Die Zeit nach dem Zweiten Weltkrieg

Nach 1945 wur­de das Gut ver­staat­licht und als Zen­trum für Vieh­zucht genutzt. 2006 über­gab Iza­bel­la Sierakowska-Toma­szewska, die ihren Fami­li­en­be­sitz nach der poli­ti­schen Wen­de wie­der­erlangt hat­te, Groß Wap­litz dem Dan­zi­ger Natio­nal­mu­se­um, das nun das »Muse­um der Pol­ni­schen Adels­tra­di­tio­nen« sowie ein Zen­trum für Kon­tak­te mit Aus­lands­po­len ein­rich­te­te. Durch die ein­gangs genann­ten Restau­rie­rungs­ar­bei­ten (2012–2015), für die etwa 8 Mio. Zło­ty zur Ver­fü­gung gestellt wor­den waren, erstrahlt das Palais jetzt wie­der in sei­nem ehe­ma­li­gen Glanz. Die Restau­rie­rung der Innen­räu­me war dank einer erhal­ten geblie­be­nen rei­chen pho­to­gra­phi­schen Doku­men­ta­ti­on mög­lich ;  so wur­den u. a. Fuß­bö­den aus Ölsand­stein, Zim­mer­tü­ren auf den Vor­der­sei­ten der Dan­zi­ger Schrän­ke sowie Glas­fens­ter in der Die­le und Oran­ge­rie wie­der­her­ge­stellt. Ori­gi­na­le Möbel oder Ausstattung­selemente konn­ten lei­der kaum auf ihre frü­he­ren Plät­ze zurück­keh­ren. Sie sind ent­we­der ver­lo­ren gegan­gen oder gehö­ren nun zu ande­ren musea­len Samm­lun­gen. Ledig­lich ein manie­ris­ti­scher Kamin aus dem 1777 nie­der­ge­brann­ten Elb­in­ger Rat­haus sowie die Decke im »Dan­zi­ger Saal« sind noch erhal­ten geblie­ben. Des­halb wur­de das Inte­ri­eur mit pas­sen­den Möbeln und Gegen­stän­den aus dem 17. bis 19. Jahr­hun­dert aus­ge­stat­tet.
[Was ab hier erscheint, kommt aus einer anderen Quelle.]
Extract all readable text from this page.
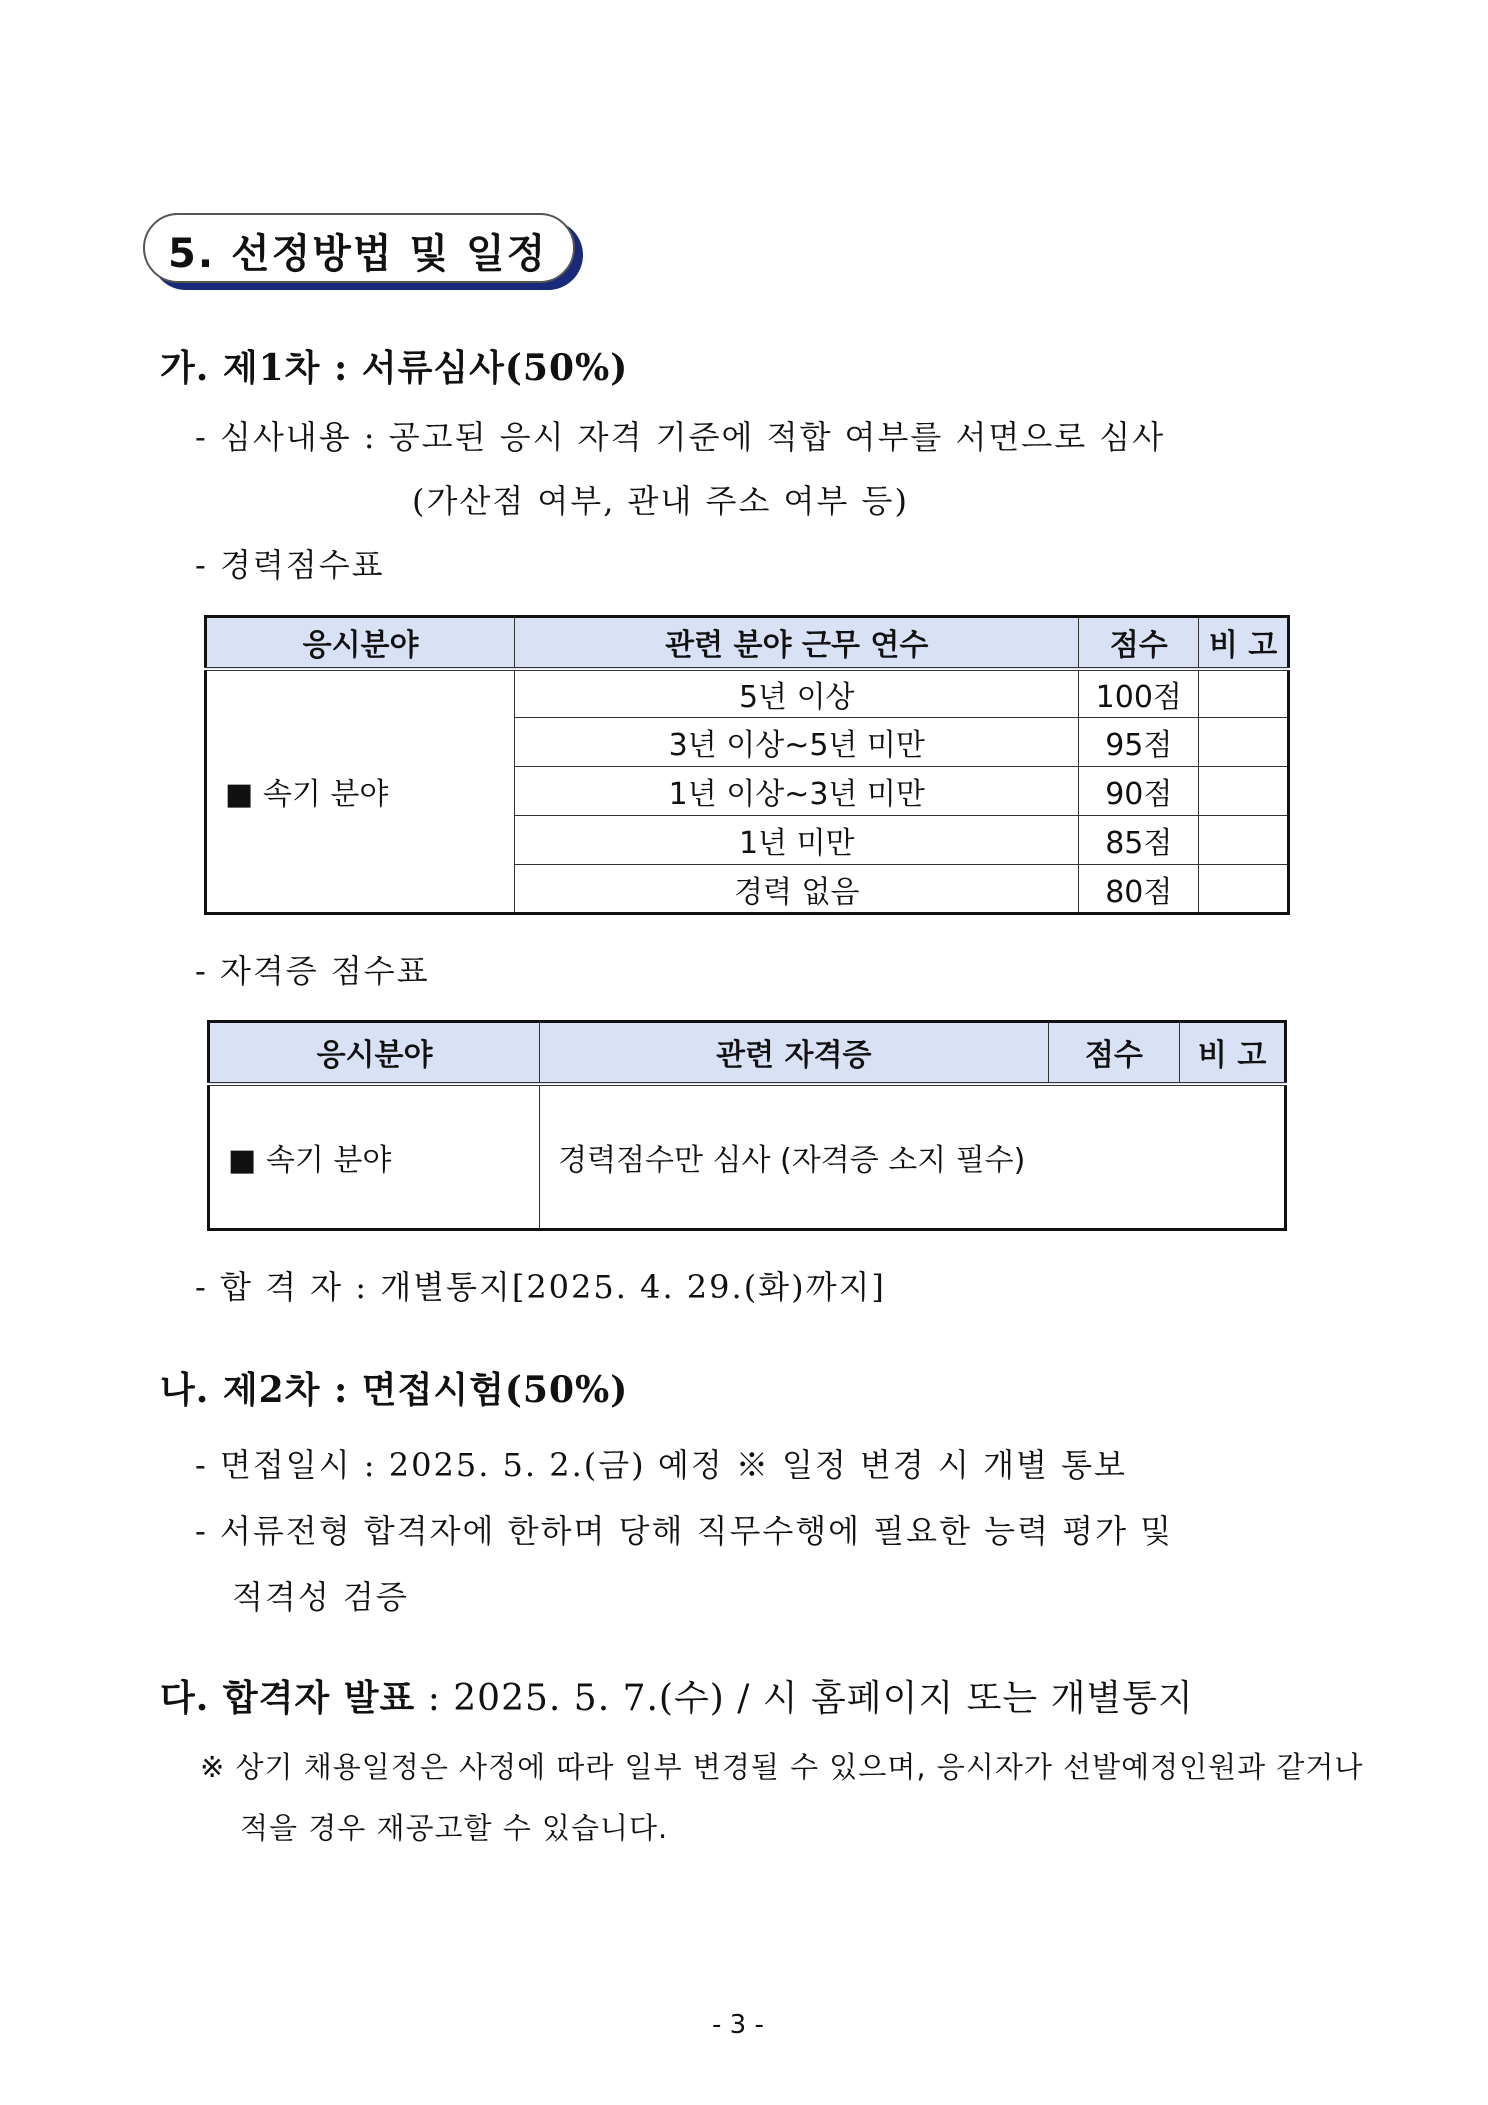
5. 선정방법 및 일정
가. 제1차 : 서류심사(50%)
- 심사내용 : 공고된 응시 자격 기준에 적합 여부를 서면으로 심사
(가산점 여부, 관내 주소 여부 등)
- 경력점수표
응시분야	관련 분야 근무 연수	점수	비 고
■ 속기 분야	5년 이상	100점	
	3년 이상~5년 미만	95점	
	1년 이상~3년 미만	90점	
	1년 미만	85점	
	경력 없음	80점	
- 자격증 점수표
응시분야	관련 자격증	점수	비 고
■ 속기 분야	경력점수만 심사 (자격증 소지 필수)		
- 합 격 자 : 개별통지[2025. 4. 29.(화)까지]
나. 제2차 : 면접시험(50%)
- 면접일시 : 2025. 5. 2.(금) 예정 ※ 일정 변경 시 개별 통보
- 서류전형 합격자에 한하며 당해 직무수행에 필요한 능력 평가 및
적격성 검증
다. 합격자 발표 : 2025. 5. 7.(수) / 시 홈페이지 또는 개별통지
※ 상기 채용일정은 사정에 따라 일부 변경될 수 있으며, 응시자가 선발예정인원과 같거나
적을 경우 재공고할 수 있습니다.
- 3 -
Grä­fin Sierakowska-Tomaszewska schenk­te dem Muse­um zudem eine klei­ne Samm­lung von Gemäl­den und Gra­phi­ken sowie einen Kris­tall­spie­gel und einen kost­ba­ren, mit Schnit­ze­rei­en ver­zier­ten Kas­ten. Es gibt in dem Muse­um somit viel zum Betrach­ten und Bewun­dern ;  und die Attrak­ti­vi­tät der gesam­ten Anla­ge wird sicher­lich noch­mals deut­lich erhöht, wenn in abseh­ba­rer Zukunft auch die bis­lang ver­nach­läs­sig­ten Park­an­la­gen sowie die vom Zer­fall bedroh­ten Wirt­schafts­ge­bäu­de fach­ge­recht restau­riert werden.